I believe the intent is to maintain the electrical continuity of ground between the pipe sections.
I understand that part. Just don't understand why it needs to go back the building ground.
The document that is shown states - that it is a manufacturer's requirement. So in order not to be in violation of NEC 110.3, I would say to do whatever the manufacturer dictates.
I just replied, my comment is being moderated and will not post.
I'm locked out.
These look like Equipment System OEM Installation Instructions. You would have a better understanding of your situation by referencing the Installation Manual of the Manufacturer for the Flow Meter as the Drawing states. There is no Part Number for the Flow Meter provided so I am unable to assist further in those regards.
The Note included for 'Building Ground' also includes '(TYP.2)'. I don't know exactly what that means unless it's simply "Typically 2 Connections" --> do not Jumper. The "Flange" to "match" the Pipe would be an Accessory, most presumably available from the Flow Meter Mfg., with a Part #, depending on the application. The Flange, having a way to specifically connect a Ground Wire, is more than a Standard Flange cobbled up in some way to accommodate the Ground Wire connection (in other words, do not try to fabricate your own Flange Assembly). Lastly, the Flow Meter Mfg. may have alternative methods (such as 'all is good' if the Pipe goes back underground on both sides) but the Equipment System OEM advertised the sure fire solution (or, always works under all circumstances) on the Drawing in the Picture shown.
Magnetic Flow meters require adequate bonding to earth ground in order to eliminate potential noise influences across the measurement being taken by the meter itself. This flow measurement is inferred via a magnetic field being generated between two poles within the tube. As long as the media is conductive, and as flow increases, voltage is generated and measured by integral sensors which is then typically converted into a usable signal such as a pulse (frequency) or mA (4-20). This type of flow primary is susceptible to outside influences and from my experience, all manufacturers recommend proper bonding to ground. This can be especially important in non-metallic piping such as FRP in which "grounding rings" are provided by the manufacturer to help establish this connection across the meter as well as to a local building steel (in the event this is an option. The raceway of course could also be used provided it is installed continuous as required per the NEC. With all this said, bond your Magnetic flow meter to eliminate influences in measurement and overall accuracy as well as false flow measurements... hopes this helps.
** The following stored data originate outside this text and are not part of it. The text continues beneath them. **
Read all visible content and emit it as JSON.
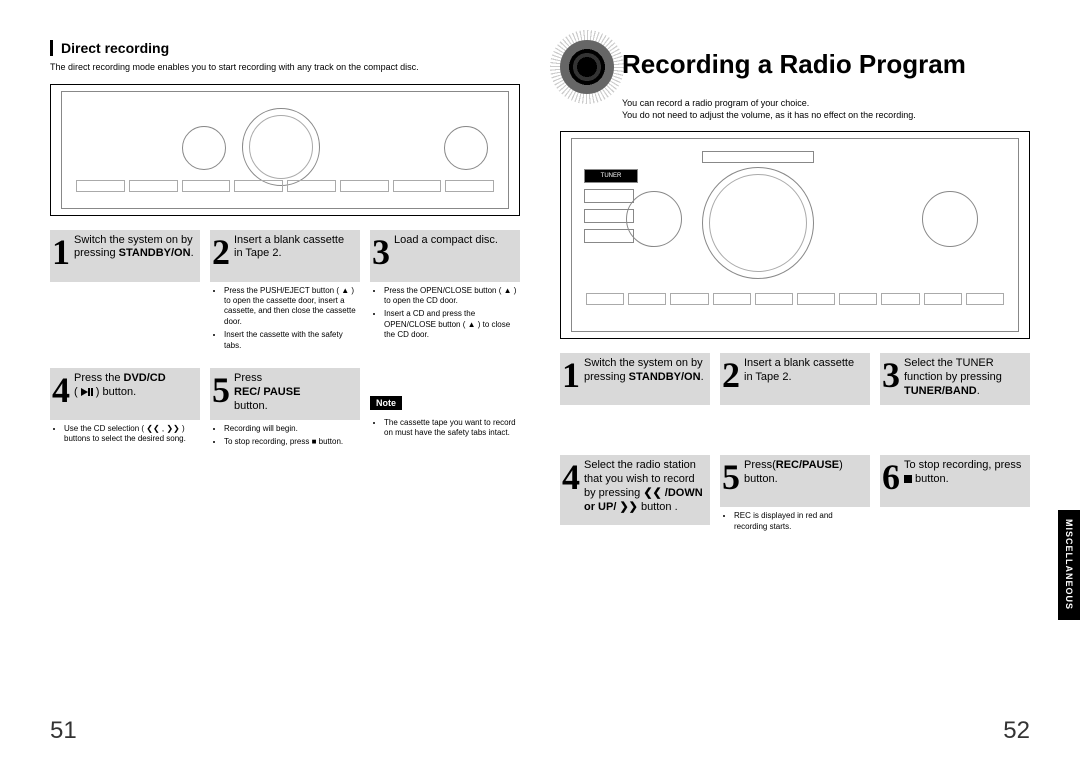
{
  "left": {
    "section_heading": "Direct recording",
    "section_desc": "The direct recording mode enables you to start recording with any track on the compact disc.",
    "steps": [
      {
        "num": "1",
        "text_pre": "Switch the system on by pressing ",
        "text_bold": "STANDBY/ON",
        "text_post": ".",
        "details": []
      },
      {
        "num": "2",
        "text_pre": "Insert a blank cassette in Tape 2.",
        "text_bold": "",
        "text_post": "",
        "details": [
          "Press the PUSH/EJECT button ( ▲ ) to open the cassette door, insert a cassette, and then close the cassette door.",
          "Insert the cassette with the safety tabs."
        ]
      },
      {
        "num": "3",
        "text_pre": "Load a compact disc.",
        "text_bold": "",
        "text_post": "",
        "details": [
          "Press the OPEN/CLOSE button ( ▲ ) to open the CD door.",
          "Insert a CD and press the OPEN/CLOSE button ( ▲ ) to close the CD door."
        ]
      },
      {
        "num": "4",
        "text_pre": "Press the ",
        "text_bold": "DVD/CD",
        "text_post": " ( ▶/❚❚ ) button.",
        "details": [
          "Use the CD selection ( ❮❮ , ❯❯ ) buttons to select the desired song."
        ]
      },
      {
        "num": "5",
        "text_pre": "Press ",
        "text_bold": "REC/ PAUSE",
        "text_post": " button.",
        "details": [
          "Recording will begin.",
          "To stop recording, press ■ button."
        ]
      }
    ],
    "note_label": "Note",
    "note_text": "The cassette tape you want to record on must have the safety tabs intact.",
    "page_number": "51"
  },
  "right": {
    "title": "Recording a Radio Program",
    "intro1": "You can record a radio program of your choice.",
    "intro2": "You do not need to adjust the volume, as it has no effect on the recording.",
    "device_labels": {
      "tuner": "TUNER"
    },
    "steps": [
      {
        "num": "1",
        "text_pre": "Switch the system on by pressing ",
        "text_bold": "STANDBY/ON",
        "text_post": ".",
        "details": []
      },
      {
        "num": "2",
        "text_pre": "Insert a blank cassette in Tape 2.",
        "text_bold": "",
        "text_post": "",
        "details": []
      },
      {
        "num": "3",
        "text_pre": "Select the TUNER function by pressing ",
        "text_bold": "TUNER/BAND",
        "text_post": ".",
        "details": []
      },
      {
        "num": "4",
        "text_pre": "Select the radio station that you wish to record by pressing ",
        "text_bold": "❮❮ /DOWN or UP/ ❯❯",
        "text_post": " button .",
        "details": []
      },
      {
        "num": "5",
        "text_pre": "Press(",
        "text_bold": "REC/PAUSE",
        "text_post": ") button.",
        "details": [
          "REC is displayed in red and recording starts."
        ]
      },
      {
        "num": "6",
        "text_pre": "To stop recording, press ■ button.",
        "text_bold": "",
        "text_post": "",
        "details": []
      }
    ],
    "side_tab": "MISCELLANEOUS",
    "page_number": "52"
  }
}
If you look on the inside of the flow tube, there will be two pads on each side of the tube. There will be a voltage consisting of a pulse or AC source that is generated between the probes through the media in the tube. If the magnetic flow meter is installed on electrically insulated tubing and the meter body is not grounded, some of the EMF between the probes would be coupled to the meter conductive outer tubing and would thus create a hazard.